Evidence of new genocidal killings in Congo, showing mass graves, mutilated corpses and young children and adults with horrific machete wounds, emerged yesterday from amateur video footage shown to The Independent.

It is the first direct documentary evidence of ethnic massacres in former Zaire, now known as Democratic Republic of Congo, where war has raged almost continuously since 1994. The video was released at a time when Congo's leader, Laurent Kabila, is appearing before the UN Security Council in New York to discuss the Congo crisis.

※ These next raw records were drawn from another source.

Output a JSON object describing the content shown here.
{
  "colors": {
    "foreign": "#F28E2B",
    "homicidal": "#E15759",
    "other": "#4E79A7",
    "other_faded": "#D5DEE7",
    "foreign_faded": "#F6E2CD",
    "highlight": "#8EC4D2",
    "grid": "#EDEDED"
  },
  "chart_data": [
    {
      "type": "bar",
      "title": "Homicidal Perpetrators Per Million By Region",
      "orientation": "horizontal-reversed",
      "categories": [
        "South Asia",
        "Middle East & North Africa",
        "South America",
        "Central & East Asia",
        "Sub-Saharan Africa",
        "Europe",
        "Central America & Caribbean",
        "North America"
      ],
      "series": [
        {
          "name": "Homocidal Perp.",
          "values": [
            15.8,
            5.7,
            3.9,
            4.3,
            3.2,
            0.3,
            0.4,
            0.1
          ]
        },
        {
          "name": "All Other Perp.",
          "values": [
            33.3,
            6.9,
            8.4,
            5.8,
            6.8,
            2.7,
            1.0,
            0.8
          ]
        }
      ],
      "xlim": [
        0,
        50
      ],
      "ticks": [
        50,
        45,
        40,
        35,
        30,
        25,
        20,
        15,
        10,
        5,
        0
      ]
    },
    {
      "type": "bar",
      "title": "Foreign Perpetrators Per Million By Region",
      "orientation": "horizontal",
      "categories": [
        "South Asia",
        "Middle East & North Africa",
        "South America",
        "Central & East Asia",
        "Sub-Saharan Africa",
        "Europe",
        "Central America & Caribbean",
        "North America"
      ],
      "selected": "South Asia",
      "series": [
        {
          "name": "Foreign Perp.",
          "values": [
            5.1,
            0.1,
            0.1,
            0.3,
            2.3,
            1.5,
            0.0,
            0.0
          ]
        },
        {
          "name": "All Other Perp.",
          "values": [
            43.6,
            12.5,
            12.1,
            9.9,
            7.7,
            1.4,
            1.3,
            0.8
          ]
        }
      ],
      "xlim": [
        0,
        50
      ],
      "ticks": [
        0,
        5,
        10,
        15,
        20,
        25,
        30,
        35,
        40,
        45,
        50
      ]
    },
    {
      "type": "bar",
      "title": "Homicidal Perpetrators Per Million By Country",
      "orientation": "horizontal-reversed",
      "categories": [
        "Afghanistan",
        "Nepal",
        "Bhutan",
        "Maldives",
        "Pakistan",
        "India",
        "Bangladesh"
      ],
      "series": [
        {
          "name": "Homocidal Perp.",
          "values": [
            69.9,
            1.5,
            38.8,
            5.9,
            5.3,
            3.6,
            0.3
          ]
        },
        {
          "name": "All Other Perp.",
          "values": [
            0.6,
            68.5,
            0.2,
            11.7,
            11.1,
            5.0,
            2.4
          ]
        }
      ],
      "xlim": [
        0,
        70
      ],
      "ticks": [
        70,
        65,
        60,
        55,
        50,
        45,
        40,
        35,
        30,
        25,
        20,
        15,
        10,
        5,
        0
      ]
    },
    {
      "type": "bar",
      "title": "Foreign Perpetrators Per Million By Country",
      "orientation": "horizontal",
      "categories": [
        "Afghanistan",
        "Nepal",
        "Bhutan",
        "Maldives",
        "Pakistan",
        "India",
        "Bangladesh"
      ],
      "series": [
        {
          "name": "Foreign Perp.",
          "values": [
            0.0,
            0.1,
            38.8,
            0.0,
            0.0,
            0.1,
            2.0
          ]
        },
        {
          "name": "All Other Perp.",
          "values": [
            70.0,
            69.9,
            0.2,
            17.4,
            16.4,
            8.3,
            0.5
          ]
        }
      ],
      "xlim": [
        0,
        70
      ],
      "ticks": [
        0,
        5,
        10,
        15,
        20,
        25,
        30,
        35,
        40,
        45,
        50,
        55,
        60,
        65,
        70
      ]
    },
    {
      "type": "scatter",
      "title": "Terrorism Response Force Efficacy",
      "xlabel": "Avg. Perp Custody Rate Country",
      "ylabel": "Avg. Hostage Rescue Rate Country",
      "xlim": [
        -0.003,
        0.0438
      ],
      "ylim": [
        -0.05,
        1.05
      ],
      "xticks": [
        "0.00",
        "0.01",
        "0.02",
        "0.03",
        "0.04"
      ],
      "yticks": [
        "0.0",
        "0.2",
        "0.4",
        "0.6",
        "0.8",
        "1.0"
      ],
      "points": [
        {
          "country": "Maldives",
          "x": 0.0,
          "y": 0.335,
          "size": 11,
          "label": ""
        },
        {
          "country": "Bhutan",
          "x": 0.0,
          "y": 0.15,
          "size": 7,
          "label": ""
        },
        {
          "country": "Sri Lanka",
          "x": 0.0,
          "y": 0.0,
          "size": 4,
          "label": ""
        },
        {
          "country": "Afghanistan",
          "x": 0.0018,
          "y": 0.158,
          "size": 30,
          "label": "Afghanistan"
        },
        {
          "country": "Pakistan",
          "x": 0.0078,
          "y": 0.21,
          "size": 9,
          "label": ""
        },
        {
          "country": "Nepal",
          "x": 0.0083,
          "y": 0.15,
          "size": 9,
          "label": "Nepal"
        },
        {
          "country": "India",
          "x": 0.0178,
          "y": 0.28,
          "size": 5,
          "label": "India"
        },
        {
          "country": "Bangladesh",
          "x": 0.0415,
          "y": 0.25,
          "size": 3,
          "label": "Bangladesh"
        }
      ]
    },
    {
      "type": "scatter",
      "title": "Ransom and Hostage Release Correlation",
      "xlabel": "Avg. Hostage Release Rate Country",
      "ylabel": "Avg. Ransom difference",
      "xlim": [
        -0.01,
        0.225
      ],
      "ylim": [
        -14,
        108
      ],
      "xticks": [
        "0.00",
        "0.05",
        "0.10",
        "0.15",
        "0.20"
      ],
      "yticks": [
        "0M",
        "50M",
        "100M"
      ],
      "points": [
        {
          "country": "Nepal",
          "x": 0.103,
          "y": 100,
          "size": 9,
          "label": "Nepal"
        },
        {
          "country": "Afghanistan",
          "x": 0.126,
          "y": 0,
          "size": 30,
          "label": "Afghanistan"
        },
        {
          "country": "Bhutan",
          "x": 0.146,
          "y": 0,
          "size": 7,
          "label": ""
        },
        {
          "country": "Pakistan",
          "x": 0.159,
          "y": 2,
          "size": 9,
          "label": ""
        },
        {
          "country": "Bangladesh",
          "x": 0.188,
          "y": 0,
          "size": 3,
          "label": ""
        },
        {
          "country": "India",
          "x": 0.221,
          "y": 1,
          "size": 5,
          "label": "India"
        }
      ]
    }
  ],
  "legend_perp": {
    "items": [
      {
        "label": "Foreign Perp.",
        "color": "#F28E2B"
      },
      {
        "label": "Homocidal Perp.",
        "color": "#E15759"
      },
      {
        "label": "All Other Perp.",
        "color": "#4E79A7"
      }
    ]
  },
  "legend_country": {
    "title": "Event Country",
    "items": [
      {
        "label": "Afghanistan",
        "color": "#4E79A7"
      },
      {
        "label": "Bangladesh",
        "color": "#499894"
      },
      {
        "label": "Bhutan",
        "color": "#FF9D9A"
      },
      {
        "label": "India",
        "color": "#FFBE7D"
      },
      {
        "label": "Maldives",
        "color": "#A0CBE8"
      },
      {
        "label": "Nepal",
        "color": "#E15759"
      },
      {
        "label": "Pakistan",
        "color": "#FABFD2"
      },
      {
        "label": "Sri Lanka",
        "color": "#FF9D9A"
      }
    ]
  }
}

The video footage was smuggled into Kenya by aid workers from the charity Christian Blind Mission. The videos document systematic attacks by the Lendu tribe against the Hema people in north-eastern Congo, an area controlled by troops from neighbouring Uganda, since last September. The charity's regional director, David MacAllister, said he took the risky decision to expose the atrocities because "we want to alert the world to clashes that have escalated into a major catastrophe" in Congo. He said he feared a genocide could be under way, similar to that in neighbouring Rwanda, which caused up to 1 million deaths.

The video shows the killings - month by month - in 13 villages and towns in the rural Bunia area. Some 7,000 people may have been slaughtered, it is claimed.

The most recent footage, from 9 January, shows Blukwa town being attacked for the third time within 18 hours. About 40 bodies are shown stacked in a church room, with nurses trying to stitch gashes and severed limbs of survivors.